CIISB will strive to maintain cutting-edge technology and knowledge in key fields of structural biology. Expected technology developments are reflected in the CIISB Development Strategy, which was already prepared for the implementation of downstream operations and investment support projects, and which envisages the necessary recovery and reinvestment steps in line with the developments described above. At the same time, the emphasis will be on training and educating the staff of the CIISB core facilities so that they can implement the new methodologies on an ongoing basis to fully exploit the potential of the newly procured equipment.

The CIISB infrastructure is ready to adapt the capacity and staffing of its laboratories to the needs of technology using integration into international networks in terms of resources and by recruiting relevant experts and by training the existing staff.

The focus will continue to be on the quality of users' outputs, predominantly in international scientific journals with high impact.

The rollout of an online form of an open-access application and project management is also planned for the period from 2020 onwards, which will greatly facilitate the process for evaluation and implementation of the requested measurements and services.

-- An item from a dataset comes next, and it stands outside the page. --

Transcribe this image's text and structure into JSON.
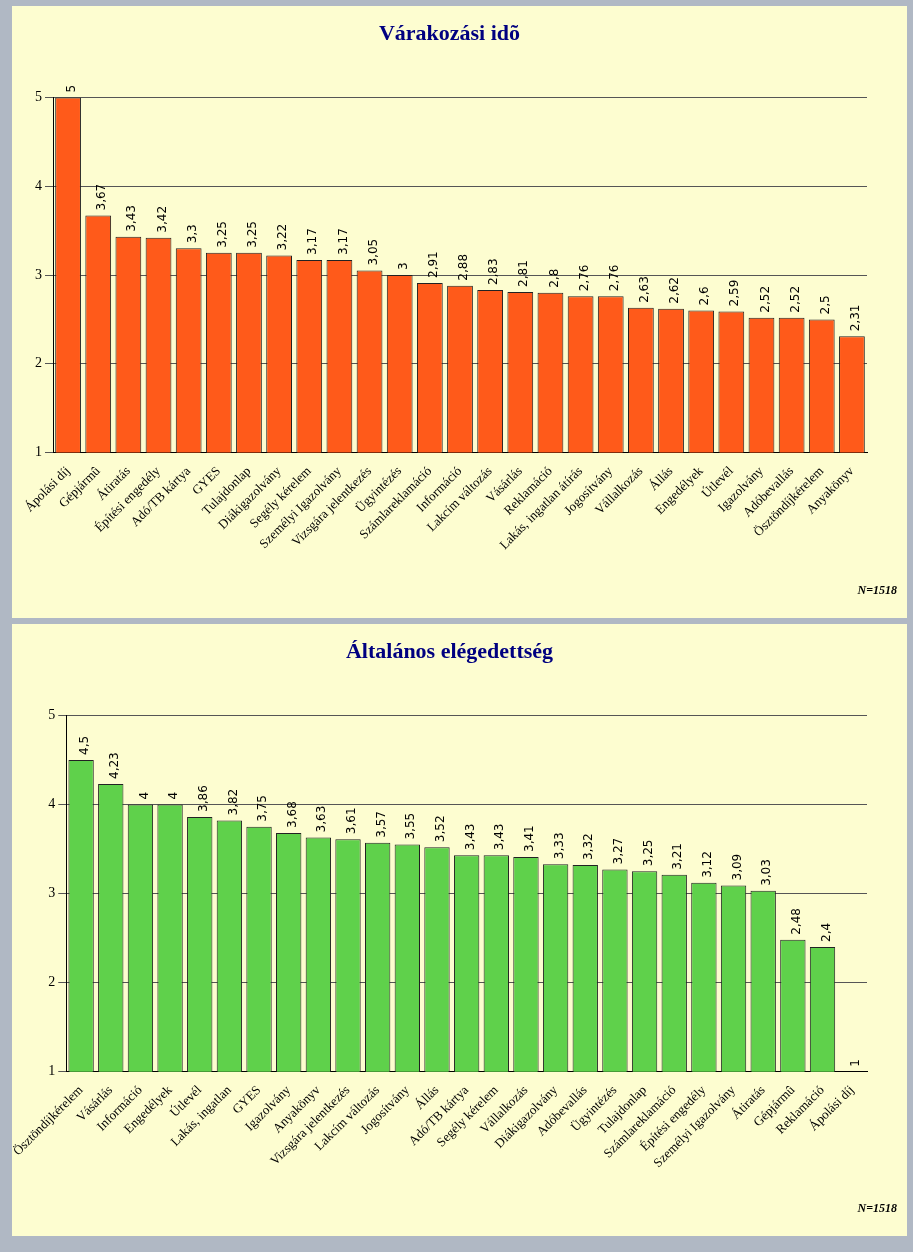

While the CIISB infrastructure is secured in terms of operation and investments through two newly obtained grants of OP VVV CIISB UP (CZ.02.1.01/0.0/0.0/18_046/0015974) and a dedicated support project (LM2018127) for years 2020-2022, efforts will continue to support mainly development activities through new national and international grant projects.

We perceive with rising urgency the need to provide available expertise and laboratory capacity to prepare samples for structurally-biological studies. The diverse range of techniques available in CIISB and the natural limitations of users in terms of understanding the techniques and their particular demands mean that more challenging projects can only be implemented after lengthy optimization of user samples. The demands on sample quality often start at the expression and purification of target molecules or complexes alone. The CIISB Molecular Structure Center (Biocev IBT) therefore plans a pilot operation of the central protein expression laboratory after evaluating the community interest.

Given the importance of emerging electron techniques in structural biology and the long-term underfunding of this area at the BIOCEV center, CMS CIISB also plans developments in the direction of electron-based techniques (diffraction and microscopy).